I was clawing my way out of isolation and feelings of being alone. God was not up there in heaven playing a game with people. He was sending His love through the people around me. Each of us holds a bit of God in our hearts. We can choose to keep it to ourselves and it never grows. Misery and isolation will follow. We can choose to give away the bit of God we hold deep within us and it will grow. Giving the bit of God inside me to others is loving each other in my eyes. I have to trust God and that he will do what is right for me as I am his child. My favorite verse is Proverbs 3:5-6 Trust in the Lord with all your heart and lean not on your own understanding; in all your ways acknowledge him and he will make your paths straight. When I give that bit of God living within me to others I experience the fruit of the spirit in Galatians 5:22-23. That fruit of the spirit is love, joy, peace, patience, kindness, goodness, faithfulness, gentleness and self-control.
My life has changed completely, but more so is the change in my heart. I am able to accept others as they are and not pass judgment. I am not isolated and alone, my life is full of people who love and care about me just as I am. I used to be a very jealous person, but that has improved greatly by the grace of God. With God I am free to grow and be the person He wants me to become.
In growing with God I read my bible and journal. I have faltered on this a bit as of late, but during my lowest moments that is what got me through many days. Usually one night a week I make dinner for several friends and we enjoy sharing our lives over a meal that has not killed us yet. I have traveled by plane, train and automobile. My next trip is my second mission trip, which is to Ecuador. I will be sharing the gospel. It was not too long ago I would not even talk about my faith and now I am delivering the message. Wow!

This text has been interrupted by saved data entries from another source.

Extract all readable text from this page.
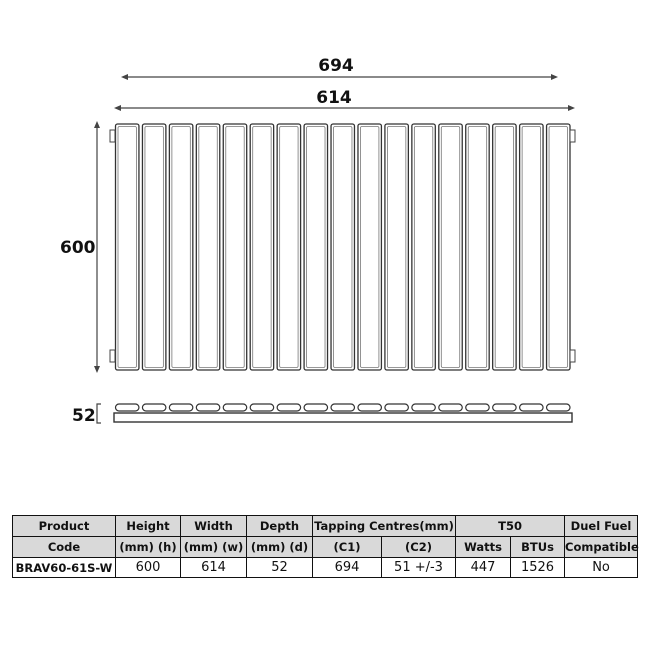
694
614
600
52
Product	Height	Width	Depth	Tapping Centres(mm)		T50		Duel Fuel
Code	(mm) (h)	(mm) (w)	(mm) (d)	(C1)	(C2)	Watts	BTUs	Compatible
BRAV60-61S-W	600	614	52	694	51 +/-3	447	1526	No
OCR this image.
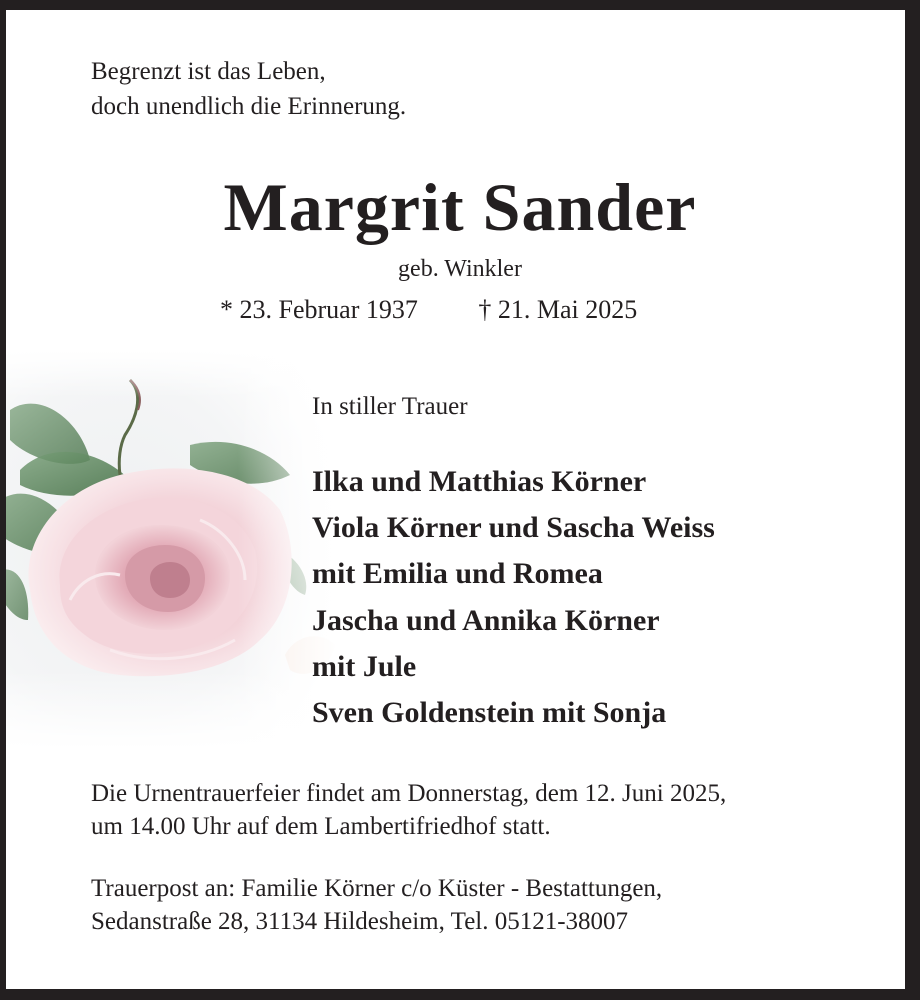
Begrenzt ist das Leben,
doch unendlich die Erinnerung.
Margrit Sander
geb. Winkler
* 23. Februar 1937 † 21. Mai 2025
In stiller Trauer
Ilka und Matthias Körner
Viola Körner und Sascha Weiss
mit Emilia und Romea
Jascha und Annika Körner
mit Jule
Sven Goldenstein mit Sonja
Die Urnentrauerfeier findet am Donnerstag, dem 12. Juni 2025,
um 14.00 Uhr auf dem Lambertifriedhof statt.
Trauerpost an: Familie Körner c/o Küster - Bestattungen,
Sedanstraße 28, 31134 Hildesheim, Tel. 05121-38007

In hind sight I am able to see that God was working things out for my good. I would never have gotten divorced, but wow life is so full now. His plan is divine and I can now see and understand how miserable I was. In breaking me to my lowest point I have been built back up with God at my center and not me.
I am in no way complete and God still has a lot of work left to do, but I have heart-felt faith now. God has given me the courage to set goals and find adventure. I can live each day as if it were my last and yet still look to the future with Him in my heart. It is my prayer that everyone listening may come to know and feel in their heart that God can take a person who feels isolated, alone and ugly inside and out, and remake them into a beautiful worthwhile person who can touch the world in a way that no one else can. I was the former and now the later, but it came from God’s divine intervention and no power of my own. Remember to trust in Him. Thank you for listening and letting me share. God Bless.